La jeune femme garda le silence et ils inspectèrent le reste de la maison en détail. Ils trouvèrent finalement deux boîtes de conserve, un grand sac de toile, une carte de la région, une hachette, un pied-de-biche,  une carabine vingt-deux long rifle ainsi que deux boîtes de cartouches pleines. Ils fourrèrent tout dans le sac avec le contenu d’une caisse à outil et du papier-toilette.

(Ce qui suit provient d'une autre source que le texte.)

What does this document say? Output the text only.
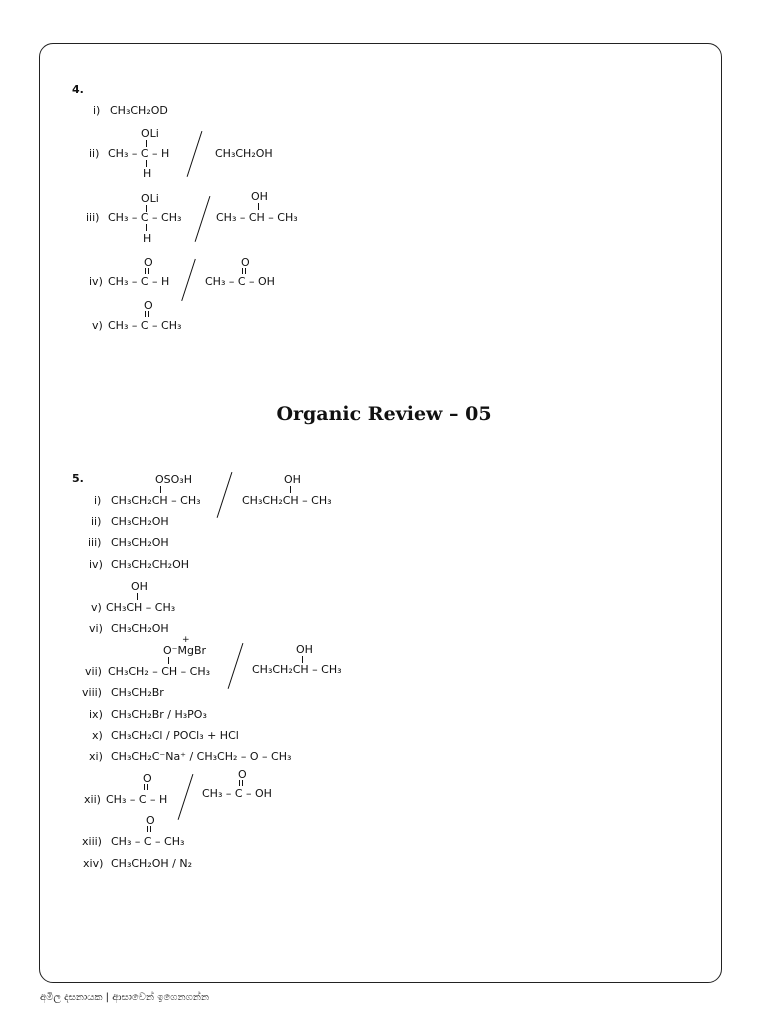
4.
i) CH₃CH₂OD
OLi
ii) CH₃ – C – H
H
CH₃CH₂OH
OLi
iii) CH₃ – C – CH₃
H
OH
CH₃ – CH – CH₃
O
iv) CH₃ – C – H
O
CH₃ – C – OH
O
v) CH₃ – C – CH₃
Organic Review – 05
5.	OSO₃H
i) CH₃CH₂CH – CH₃
OH
CH₃CH₂CH – CH₃
ii) CH₃CH₂OH
iii) CH₃CH₂OH
iv) CH₃CH₂CH₂OH
OH
v) CH₃CH – CH₃
vi) CH₃CH₂OH
+
O⁻MgBr
vii) CH₃CH₂ – CH – CH₃
OH
CH₃CH₂CH – CH₃
viii) CH₃CH₂Br
ix) CH₃CH₂Br / H₃PO₃
x) CH₃CH₂Cl / POCl₃ + HCl
xi) CH₃CH₂C⁻Na⁺ / CH₃CH₂ – O – CH₃
O
xii) CH₃ – C – H
O
CH₃ – C – OH
O
xiii) CH₃ – C – CH₃
xiv) CH₃CH₂OH / N₂
අමිල දසනායක | ආසාවෙන් ඉගෙනගන්න
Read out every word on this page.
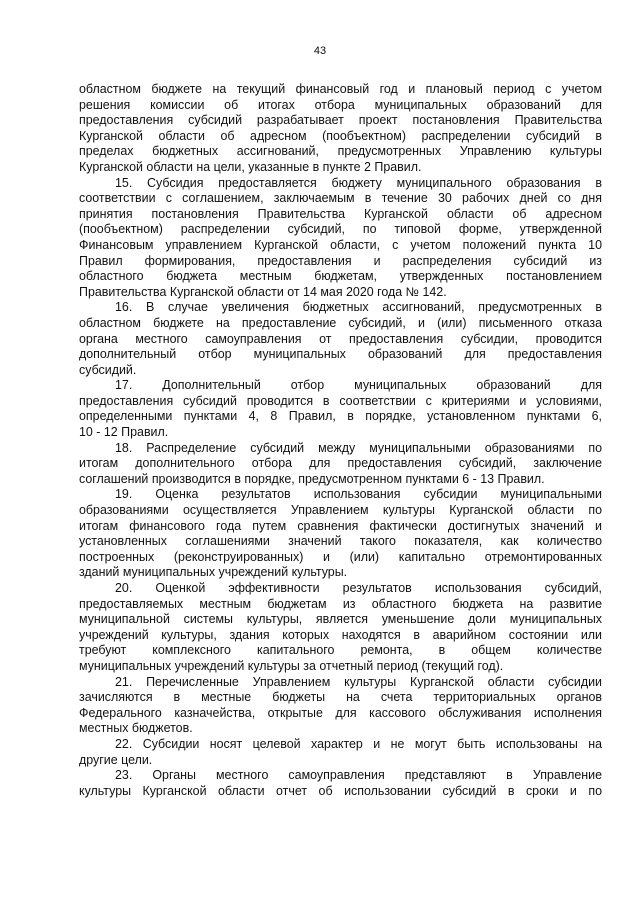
43
областном бюджете на текущий финансовый год и плановый период с учетом
решения комиссии об итогах отбора муниципальных образований для
предоставления субсидий разрабатывает проект постановления Правительства
Курганской области об адресном (пообъектном) распределении субсидий в
пределах бюджетных ассигнований, предусмотренных Управлению культуры
Курганской области на цели, указанные в пункте 2 Правил.
15. Субсидия предоставляется бюджету муниципального образования в
соответствии с соглашением, заключаемым в течение 30 рабочих дней со дня
принятия постановления Правительства Курганской области об адресном
(пообъектном) распределении субсидий, по типовой форме, утвержденной
Финансовым управлением Курганской области, с учетом положений пункта 10
Правил формирования, предоставления и распределения субсидий из
областного бюджета местным бюджетам, утвержденных постановлением
Правительства Курганской области от 14 мая 2020 года № 142.
16. В случае увеличения бюджетных ассигнований, предусмотренных в
областном бюджете на предоставление субсидий, и (или) письменного отказа
органа местного самоуправления от предоставления субсидии, проводится
дополнительный отбор муниципальных образований для предоставления
субсидий.
17. Дополнительный отбор муниципальных образований для
предоставления субсидий проводится в соответствии с критериями и условиями,
определенными пунктами 4, 8 Правил, в порядке, установленном пунктами 6,
10 - 12 Правил.
18. Распределение субсидий между муниципальными образованиями по
итогам дополнительного отбора для предоставления субсидий, заключение
соглашений производится в порядке, предусмотренном пунктами 6 - 13 Правил.
19. Оценка результатов использования субсидии муниципальными
образованиями осуществляется Управлением культуры Курганской области по
итогам финансового года путем сравнения фактически достигнутых значений и
установленных соглашениями значений такого показателя, как количество
построенных (реконструированных) и (или) капитально отремонтированных
зданий муниципальных учреждений культуры.
20. Оценкой эффективности результатов использования субсидий,
предоставляемых местным бюджетам из областного бюджета на развитие
муниципальной системы культуры, является уменьшение доли муниципальных
учреждений культуры, здания которых находятся в аварийном состоянии или
требуют комплексного капитального ремонта, в общем количестве
муниципальных учреждений культуры за отчетный период (текущий год).
21. Перечисленные Управлением культуры Курганской области субсидии
зачисляются в местные бюджеты на счета территориальных органов
Федерального казначейства, открытые для кассового обслуживания исполнения
местных бюджетов.
22. Субсидии носят целевой характер и не могут быть использованы на
другие цели.
23. Органы местного самоуправления представляют в Управление
культуры Курганской области отчет об использовании субсидий в сроки и по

Le policier se proposa de porter le sac mais la jeune femme refusa en arguant qu’elle n’était pas une faible femme et qu’il devait être un macho fini pour penser qu’elle ne pouvait pas se débrouiller avec son colis. Il n’insista pas et ils repartirent à travers champs, laissant la petite ferme loin derrière eux.
Leur voyage se poursuivit dans le silence et la carte ne les aida pas à s’orienter car il aurait fallu qu’ils sachent tout d’abord à quel endroit ils se trouvaient. Le soleil avait déjà bien entamé sa descente vers l’horizon lorsqu’un petit village encaissé entre deux collines boisées s’offrit à eux.
Ils l’atteignirent alors que l’astre du jour baignait les environs d’une douce lumière orangée. Ils allaient devoir se dépêcher de trouver un abri pour la nuit s’ils ne voulaient pas se retrouver piégés dans l’obscurité.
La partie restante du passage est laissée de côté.